Responders to Thompson's talk included the Rev. David Kasbow of Unification, Pastor Sidney Griffin of Pilgrim Baptist Church in Detroit, Rabbi Dorit Edut who has ties to Isaac Agree Downtown Temple, and, Imam Abdullah El-Amin of the Detroit Muslim Center. He urged education about each faith tradition's teaching to prevent misunderstanding and lessen tensions in the area.
Mark Shifflett of Waterford, MI., attended with his mother, Joan Shifflett who resides in Sterling Heights, MI. Shiffletter persisted in telling participants that "Detroit needs to pick up its litter."
"We can all do that!"
Dozens of faithful cheered Detroit in Roseville at Sacred Heart Catholic Church on December 5, 2011, including Rabbi Mordehai Waldman of Oak Park, Roseville State Representative Harold Haugh, Mohamed Abbass of the American-Islamic Community Center in Madison Heights, Center Line resident Paul Domenick, and Fraser resident Al Bileti.
Organizers claimed that Detroiters and suburbanites could do "a better job of following Jesus' to love one another," said Sandra Bell of the Inclusive Communities Uniting (ICU) another planner of the session Thursday, with Care of the Soul Companions All Faiths Festival.
The groups promoted support for their Declaration for Life urging an end to conflict and division in and outside the womb, and a Macomb County Community Marriage Policy that aims to strengthen families, and, those in crisis.

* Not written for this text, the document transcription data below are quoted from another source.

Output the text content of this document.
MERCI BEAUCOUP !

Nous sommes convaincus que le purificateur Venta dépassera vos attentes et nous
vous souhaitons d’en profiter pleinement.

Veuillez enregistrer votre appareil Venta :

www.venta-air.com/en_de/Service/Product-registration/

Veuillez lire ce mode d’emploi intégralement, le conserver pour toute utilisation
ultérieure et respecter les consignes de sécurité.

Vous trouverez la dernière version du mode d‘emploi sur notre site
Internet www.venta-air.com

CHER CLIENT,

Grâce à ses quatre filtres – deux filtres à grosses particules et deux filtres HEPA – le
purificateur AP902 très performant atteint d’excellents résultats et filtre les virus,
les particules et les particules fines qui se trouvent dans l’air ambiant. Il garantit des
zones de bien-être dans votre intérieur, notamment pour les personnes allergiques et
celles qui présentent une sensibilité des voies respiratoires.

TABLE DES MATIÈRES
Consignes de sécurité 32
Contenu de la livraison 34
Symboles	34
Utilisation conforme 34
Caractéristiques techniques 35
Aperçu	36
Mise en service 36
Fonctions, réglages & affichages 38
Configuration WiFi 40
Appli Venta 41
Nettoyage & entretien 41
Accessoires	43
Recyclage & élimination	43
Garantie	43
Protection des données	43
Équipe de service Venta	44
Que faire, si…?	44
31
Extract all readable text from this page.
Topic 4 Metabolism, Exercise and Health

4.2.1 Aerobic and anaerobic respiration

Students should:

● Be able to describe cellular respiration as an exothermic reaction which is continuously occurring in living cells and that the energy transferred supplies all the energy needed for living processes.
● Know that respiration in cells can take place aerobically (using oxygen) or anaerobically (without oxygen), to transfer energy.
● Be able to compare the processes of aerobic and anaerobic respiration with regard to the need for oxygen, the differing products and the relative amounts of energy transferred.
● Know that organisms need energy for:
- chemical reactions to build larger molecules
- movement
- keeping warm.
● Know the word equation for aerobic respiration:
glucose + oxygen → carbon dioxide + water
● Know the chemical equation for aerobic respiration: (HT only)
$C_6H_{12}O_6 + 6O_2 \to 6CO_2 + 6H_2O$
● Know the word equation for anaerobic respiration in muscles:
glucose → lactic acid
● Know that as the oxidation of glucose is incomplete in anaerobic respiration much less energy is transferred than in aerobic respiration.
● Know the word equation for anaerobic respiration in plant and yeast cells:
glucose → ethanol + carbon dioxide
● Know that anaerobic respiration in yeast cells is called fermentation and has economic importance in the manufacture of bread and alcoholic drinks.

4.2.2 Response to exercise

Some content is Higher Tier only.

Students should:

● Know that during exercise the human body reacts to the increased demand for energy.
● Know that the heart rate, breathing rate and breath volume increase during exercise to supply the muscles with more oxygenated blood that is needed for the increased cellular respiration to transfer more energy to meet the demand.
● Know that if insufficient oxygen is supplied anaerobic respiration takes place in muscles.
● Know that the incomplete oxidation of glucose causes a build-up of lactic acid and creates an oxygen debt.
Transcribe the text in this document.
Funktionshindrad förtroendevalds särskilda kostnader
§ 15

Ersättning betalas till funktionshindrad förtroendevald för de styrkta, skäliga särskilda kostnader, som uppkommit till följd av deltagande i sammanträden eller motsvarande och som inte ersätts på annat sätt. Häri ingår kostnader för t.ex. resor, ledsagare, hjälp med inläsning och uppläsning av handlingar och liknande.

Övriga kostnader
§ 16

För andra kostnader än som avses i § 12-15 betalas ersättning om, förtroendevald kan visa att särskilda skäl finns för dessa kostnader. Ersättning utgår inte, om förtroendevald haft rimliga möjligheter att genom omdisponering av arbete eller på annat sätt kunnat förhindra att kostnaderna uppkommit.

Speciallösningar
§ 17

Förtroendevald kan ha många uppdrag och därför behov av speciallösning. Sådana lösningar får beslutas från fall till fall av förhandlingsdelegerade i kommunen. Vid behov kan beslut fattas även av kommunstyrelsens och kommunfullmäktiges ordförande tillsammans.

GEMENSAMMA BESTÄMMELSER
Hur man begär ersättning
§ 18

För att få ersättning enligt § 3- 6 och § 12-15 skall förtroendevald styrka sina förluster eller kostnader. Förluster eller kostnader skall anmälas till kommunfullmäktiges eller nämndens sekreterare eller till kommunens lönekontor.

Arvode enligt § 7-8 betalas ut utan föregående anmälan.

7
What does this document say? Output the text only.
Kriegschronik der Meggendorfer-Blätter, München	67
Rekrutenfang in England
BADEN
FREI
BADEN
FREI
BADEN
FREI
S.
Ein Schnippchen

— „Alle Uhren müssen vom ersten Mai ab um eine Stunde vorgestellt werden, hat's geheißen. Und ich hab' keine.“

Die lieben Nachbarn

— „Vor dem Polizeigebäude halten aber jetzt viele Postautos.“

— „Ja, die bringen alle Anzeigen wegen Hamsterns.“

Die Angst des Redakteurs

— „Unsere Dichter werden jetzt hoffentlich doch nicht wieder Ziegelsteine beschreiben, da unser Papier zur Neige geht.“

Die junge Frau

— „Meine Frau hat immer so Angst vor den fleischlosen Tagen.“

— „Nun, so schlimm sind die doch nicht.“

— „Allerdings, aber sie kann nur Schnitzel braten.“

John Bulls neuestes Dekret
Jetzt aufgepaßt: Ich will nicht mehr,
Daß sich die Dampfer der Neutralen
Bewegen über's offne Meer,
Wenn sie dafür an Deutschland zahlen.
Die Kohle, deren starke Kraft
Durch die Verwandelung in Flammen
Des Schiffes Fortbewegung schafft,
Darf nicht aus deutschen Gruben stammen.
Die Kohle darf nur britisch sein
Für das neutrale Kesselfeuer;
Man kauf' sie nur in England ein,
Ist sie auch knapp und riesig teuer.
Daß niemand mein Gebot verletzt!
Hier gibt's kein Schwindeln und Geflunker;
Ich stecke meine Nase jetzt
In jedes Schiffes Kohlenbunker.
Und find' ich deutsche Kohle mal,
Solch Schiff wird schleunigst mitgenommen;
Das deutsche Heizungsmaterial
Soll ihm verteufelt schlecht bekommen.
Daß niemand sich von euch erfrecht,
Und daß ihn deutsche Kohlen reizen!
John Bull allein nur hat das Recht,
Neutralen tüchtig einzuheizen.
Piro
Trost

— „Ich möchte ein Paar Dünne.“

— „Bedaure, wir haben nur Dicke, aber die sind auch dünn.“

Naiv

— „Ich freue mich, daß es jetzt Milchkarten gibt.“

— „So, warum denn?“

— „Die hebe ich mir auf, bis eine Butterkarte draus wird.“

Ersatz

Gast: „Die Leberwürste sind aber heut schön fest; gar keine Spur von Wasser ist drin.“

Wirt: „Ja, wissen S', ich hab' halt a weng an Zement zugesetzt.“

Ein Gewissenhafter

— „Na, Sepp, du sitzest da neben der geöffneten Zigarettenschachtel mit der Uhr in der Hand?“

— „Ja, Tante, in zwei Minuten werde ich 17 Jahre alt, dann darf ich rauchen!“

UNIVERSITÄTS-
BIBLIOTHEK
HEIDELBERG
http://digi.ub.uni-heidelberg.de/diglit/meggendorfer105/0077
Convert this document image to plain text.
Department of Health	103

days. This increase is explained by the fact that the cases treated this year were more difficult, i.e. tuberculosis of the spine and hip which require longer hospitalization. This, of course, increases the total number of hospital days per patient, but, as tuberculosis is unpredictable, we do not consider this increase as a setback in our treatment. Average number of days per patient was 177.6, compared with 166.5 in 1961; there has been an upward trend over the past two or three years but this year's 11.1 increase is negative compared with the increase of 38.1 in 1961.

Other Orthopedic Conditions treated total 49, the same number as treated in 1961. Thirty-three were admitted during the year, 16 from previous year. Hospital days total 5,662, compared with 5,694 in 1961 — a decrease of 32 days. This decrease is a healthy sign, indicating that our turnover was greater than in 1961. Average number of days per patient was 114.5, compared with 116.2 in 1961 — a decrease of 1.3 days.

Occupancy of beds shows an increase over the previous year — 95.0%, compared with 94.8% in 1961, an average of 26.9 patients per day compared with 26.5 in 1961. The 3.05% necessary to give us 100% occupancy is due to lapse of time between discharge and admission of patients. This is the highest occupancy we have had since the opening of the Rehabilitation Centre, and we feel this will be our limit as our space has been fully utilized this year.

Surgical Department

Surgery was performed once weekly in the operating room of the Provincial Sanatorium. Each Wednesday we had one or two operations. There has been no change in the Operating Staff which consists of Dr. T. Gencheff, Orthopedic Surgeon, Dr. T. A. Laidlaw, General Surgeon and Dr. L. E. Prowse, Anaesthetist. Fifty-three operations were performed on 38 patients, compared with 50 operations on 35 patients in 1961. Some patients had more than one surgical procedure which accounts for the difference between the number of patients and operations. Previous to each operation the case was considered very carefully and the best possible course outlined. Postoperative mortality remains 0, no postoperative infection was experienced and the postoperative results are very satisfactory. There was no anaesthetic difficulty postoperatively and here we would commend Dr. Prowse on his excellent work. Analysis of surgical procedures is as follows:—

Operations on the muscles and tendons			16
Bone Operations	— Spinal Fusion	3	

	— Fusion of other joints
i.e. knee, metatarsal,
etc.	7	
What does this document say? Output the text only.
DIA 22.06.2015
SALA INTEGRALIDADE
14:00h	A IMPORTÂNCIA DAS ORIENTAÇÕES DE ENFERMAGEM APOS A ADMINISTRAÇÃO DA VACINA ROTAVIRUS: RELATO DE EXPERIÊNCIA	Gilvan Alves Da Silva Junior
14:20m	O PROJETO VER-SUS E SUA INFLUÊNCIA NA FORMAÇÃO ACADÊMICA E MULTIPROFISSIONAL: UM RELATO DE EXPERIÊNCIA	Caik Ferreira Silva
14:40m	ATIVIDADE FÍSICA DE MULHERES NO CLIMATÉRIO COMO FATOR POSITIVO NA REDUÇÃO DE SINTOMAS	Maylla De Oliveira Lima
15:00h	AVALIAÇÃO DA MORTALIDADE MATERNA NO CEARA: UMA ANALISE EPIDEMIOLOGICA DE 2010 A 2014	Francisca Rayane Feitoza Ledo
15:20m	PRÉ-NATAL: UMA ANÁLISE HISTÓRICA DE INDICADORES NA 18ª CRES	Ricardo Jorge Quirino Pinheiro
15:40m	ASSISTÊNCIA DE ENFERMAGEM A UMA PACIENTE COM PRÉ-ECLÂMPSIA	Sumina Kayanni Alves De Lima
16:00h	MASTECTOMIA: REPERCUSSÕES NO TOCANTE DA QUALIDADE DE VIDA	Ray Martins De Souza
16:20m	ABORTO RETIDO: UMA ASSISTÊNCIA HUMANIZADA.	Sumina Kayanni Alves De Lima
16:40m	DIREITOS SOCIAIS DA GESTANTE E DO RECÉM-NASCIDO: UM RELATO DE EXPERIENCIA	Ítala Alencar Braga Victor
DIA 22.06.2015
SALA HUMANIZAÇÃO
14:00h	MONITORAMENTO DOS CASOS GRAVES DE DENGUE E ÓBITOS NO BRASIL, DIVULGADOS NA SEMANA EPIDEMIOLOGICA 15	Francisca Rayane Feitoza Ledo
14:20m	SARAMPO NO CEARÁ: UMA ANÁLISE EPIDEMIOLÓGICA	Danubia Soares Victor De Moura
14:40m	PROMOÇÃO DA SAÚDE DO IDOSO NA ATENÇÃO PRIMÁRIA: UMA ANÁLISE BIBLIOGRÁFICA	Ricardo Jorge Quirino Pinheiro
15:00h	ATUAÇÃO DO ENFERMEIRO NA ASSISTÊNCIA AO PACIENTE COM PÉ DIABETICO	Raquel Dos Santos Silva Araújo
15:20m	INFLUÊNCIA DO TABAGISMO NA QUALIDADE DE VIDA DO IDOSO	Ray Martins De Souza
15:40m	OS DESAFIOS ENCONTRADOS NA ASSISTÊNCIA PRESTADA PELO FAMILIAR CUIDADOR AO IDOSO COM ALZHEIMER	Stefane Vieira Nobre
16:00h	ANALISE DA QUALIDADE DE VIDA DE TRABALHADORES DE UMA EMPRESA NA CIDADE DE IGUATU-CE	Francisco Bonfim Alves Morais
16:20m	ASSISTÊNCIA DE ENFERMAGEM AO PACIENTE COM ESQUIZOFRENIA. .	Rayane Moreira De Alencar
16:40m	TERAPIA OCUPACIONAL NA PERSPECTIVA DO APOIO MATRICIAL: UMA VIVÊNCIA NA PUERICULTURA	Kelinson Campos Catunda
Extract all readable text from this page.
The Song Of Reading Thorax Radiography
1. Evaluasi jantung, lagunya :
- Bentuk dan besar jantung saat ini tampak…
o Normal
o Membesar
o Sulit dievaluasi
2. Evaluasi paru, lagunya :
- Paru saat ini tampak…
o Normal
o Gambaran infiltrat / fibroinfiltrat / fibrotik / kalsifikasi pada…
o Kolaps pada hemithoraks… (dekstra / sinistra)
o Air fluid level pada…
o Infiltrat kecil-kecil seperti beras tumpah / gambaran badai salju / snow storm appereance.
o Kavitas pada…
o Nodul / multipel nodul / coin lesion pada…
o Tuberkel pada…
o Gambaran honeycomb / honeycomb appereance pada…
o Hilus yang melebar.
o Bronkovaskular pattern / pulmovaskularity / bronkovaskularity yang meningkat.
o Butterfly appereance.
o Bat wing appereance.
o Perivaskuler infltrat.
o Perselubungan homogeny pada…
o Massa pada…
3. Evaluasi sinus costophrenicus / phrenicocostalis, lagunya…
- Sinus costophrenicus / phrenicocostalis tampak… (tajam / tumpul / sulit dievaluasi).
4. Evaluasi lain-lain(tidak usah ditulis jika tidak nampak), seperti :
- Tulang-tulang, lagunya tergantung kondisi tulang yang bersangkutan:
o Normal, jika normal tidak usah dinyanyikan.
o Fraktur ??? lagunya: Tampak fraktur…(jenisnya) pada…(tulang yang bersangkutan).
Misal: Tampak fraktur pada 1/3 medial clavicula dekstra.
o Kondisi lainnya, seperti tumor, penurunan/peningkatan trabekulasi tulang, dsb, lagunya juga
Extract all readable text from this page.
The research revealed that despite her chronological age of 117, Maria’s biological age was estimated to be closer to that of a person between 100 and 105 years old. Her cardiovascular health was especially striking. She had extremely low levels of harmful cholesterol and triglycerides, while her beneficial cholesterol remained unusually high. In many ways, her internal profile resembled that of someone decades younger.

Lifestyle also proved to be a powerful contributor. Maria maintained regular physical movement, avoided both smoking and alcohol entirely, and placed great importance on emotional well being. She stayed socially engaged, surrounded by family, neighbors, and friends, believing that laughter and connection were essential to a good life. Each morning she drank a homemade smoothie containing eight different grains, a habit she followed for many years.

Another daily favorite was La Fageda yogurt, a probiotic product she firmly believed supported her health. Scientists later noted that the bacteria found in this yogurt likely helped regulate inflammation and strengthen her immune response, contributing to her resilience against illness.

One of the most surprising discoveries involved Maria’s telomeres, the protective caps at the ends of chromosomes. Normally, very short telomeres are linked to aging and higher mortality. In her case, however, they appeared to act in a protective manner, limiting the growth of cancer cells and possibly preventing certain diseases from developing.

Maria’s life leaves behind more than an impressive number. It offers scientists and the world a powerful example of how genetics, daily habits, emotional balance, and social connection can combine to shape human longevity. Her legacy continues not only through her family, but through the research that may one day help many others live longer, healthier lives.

"This was an enthusiastic and explosive gathering that ignited us at Focus:HOPE, pulling together clergy in revitalizing Detroit starting now," shouted Pastor Sidney Griffin, a longtime supporter of Detroit.
Griffin, a vocal and assertive pastor for over four decades is set to host the same group on July 25 at 11:45 am. A proposed "peaceful bridge-building walk along Van Dyke at Eight Mile up to Toepher into Warren is scheduled for August 22nd, according to Griffin.
Mayor Dave Bing of Detroit and Warren Mayor Jim Fouts are invited, along with their city councils, and other civic leaders, including churches of all faith traditions, planners said.
Although officials from Detroit did not attend the meeting, Director of Community Relations, Frazier Kimpson participated in the meeting two years ago. At that meeting, he said: "I think the church community is going to have to pull us all together."
Kevin Orr, a bankruptcy attorney, is the emergency manager for Detroit. He's meeting with creditors and unions these days trying to avert Detroit's bankruptcy.
A picnic at the historic Belle Isle Park in Detroit is set for August 11th. Hundreds attended last summer at the park that the State of Michigan want to take over. The City of Detroit resisted, however.